Black and white.  Between the lack of punch (and the color distortion that happens when you try to add in punch) and the low-light issues (see below), the Sony will eventually reach it's limit.  And then you make great Black and White images.

ISO 10,000

ISO 10,000.  Really?  I'm from the days of film where ISO 800 was pushing the "arty" look.

This is the image at 1:2:

Noise reduction is at 30; sharpening at 30.

The lack of sharpness here is largely due to the noise, and probably made slightly worse by a minimal shutter speed.  The image has the low-contrast quality that's endemic to low light situations, but I was standing four feet away from him and you really don't want a flash going off in this moment. 

The Not-So-Good
The first isn't a limitation of the camera but a fact of life.  Low-light situations are also low contrast and muted colors.  So in situations without clear light sources (and the shadows they produce), images are often a bit lifeless.  Rather than rely on the Sony's low-light capabilities, I used my Nikon with flash for many of my "low light" shots in order to get that added punch and dimensionality.  Otherwise, foregrounds blend into backgrounds and the world becomes mushy.

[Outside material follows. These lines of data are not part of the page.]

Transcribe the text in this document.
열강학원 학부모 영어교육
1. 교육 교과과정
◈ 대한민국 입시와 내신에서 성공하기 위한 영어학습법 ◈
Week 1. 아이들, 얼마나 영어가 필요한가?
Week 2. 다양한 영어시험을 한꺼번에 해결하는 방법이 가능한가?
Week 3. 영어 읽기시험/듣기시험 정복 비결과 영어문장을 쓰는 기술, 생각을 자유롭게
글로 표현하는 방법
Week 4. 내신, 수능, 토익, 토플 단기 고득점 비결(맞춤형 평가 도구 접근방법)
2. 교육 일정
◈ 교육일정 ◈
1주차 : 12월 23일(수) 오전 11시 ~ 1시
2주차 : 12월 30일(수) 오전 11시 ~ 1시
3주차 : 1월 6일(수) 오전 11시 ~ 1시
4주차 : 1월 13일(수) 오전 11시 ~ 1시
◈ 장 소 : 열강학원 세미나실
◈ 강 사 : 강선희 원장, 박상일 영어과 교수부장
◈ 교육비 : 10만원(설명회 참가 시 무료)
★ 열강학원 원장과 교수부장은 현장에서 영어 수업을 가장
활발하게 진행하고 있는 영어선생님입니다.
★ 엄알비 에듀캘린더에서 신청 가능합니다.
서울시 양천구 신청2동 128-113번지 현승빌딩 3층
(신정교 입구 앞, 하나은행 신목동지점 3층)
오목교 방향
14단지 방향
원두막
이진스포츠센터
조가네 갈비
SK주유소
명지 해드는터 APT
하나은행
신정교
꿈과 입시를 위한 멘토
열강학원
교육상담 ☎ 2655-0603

Between the electronic viewfinder and the electronic shutter there is a lag.  It's not noticeable when taking posed shots, but it can be a nuisance when shooting events.  You miss things.  This is exasperated by the fact that the preview image shows in the viewfinder.  That's wonderful in controlled situations, but a real stumbling block for fast moving events. You have to tap the shutter button to return to live view, and half a second has gone by.

12MP.  An additional challenge in working with only 12MP is the relationship between detail and grain.  There's less detail in a 12MP image, so grain (when it finally appears around 4,000 ISO) more quickly interferes with the detail.  Just a fact of life.  So in addition to having less ability to crop your photos, you quickly lose some of your detail with ISO.

Lens choices.  Oy.  Sony lenses are way over-priced.  The great thing is that a $20 adapter makes all of my Nikon lenses work... but only in manual focus mode.  That's great for video, architecture, and landscape.  It's too slow for people.  All of these images are shot with the Sony 28-70mm kit lens, which is sufficiently sharp for the a7Sii (yay) but also slow and unexceptional. The kit lens is far better suited to video and landscape than portrait and event.

Because you need the punch that comes from a flash, I spent less time with my Sony at the wedding than I thought.  If you can use a flash-- and you know how to use one-- it's just a better solution in low light.  If you can't use a flash for whatever reason, the Sony is great.

Sonoma County Wedding Photography

The verdict?  Any verdict would be an over-simplification.  I am increasingly impressed with the a7Sii's video capabilities, and that's the camera's strength.  I can see why one might buy the a7Rii over the "S" due to the megapixels and the fact that most of the time you won't use the better low-light capabilities.  I'm tempted to say that I made a mistake in buying the S, but it's also true that the lag issue and the lack of affordable auto-focus lenses means that my Nikon will always be my workhorse.  So when it comes to still photography (where the Sony a7Rii is clearly superior), I'd still be using my Nikon. I also suspect that the lack of affordable lens choices is even more problematic with the R, due to the need for really sharp lenses.  So if the Sony S is primarily for video (and for me that's true), then it's a better option than the R. My conclusion?  The a7Sii makes for a capable 2nd camera, but not a 1st camera for weddings.  This past week I took the camera to Joshua Tree, so I may add to my ongoing review of the Sony a7sii with that perspective.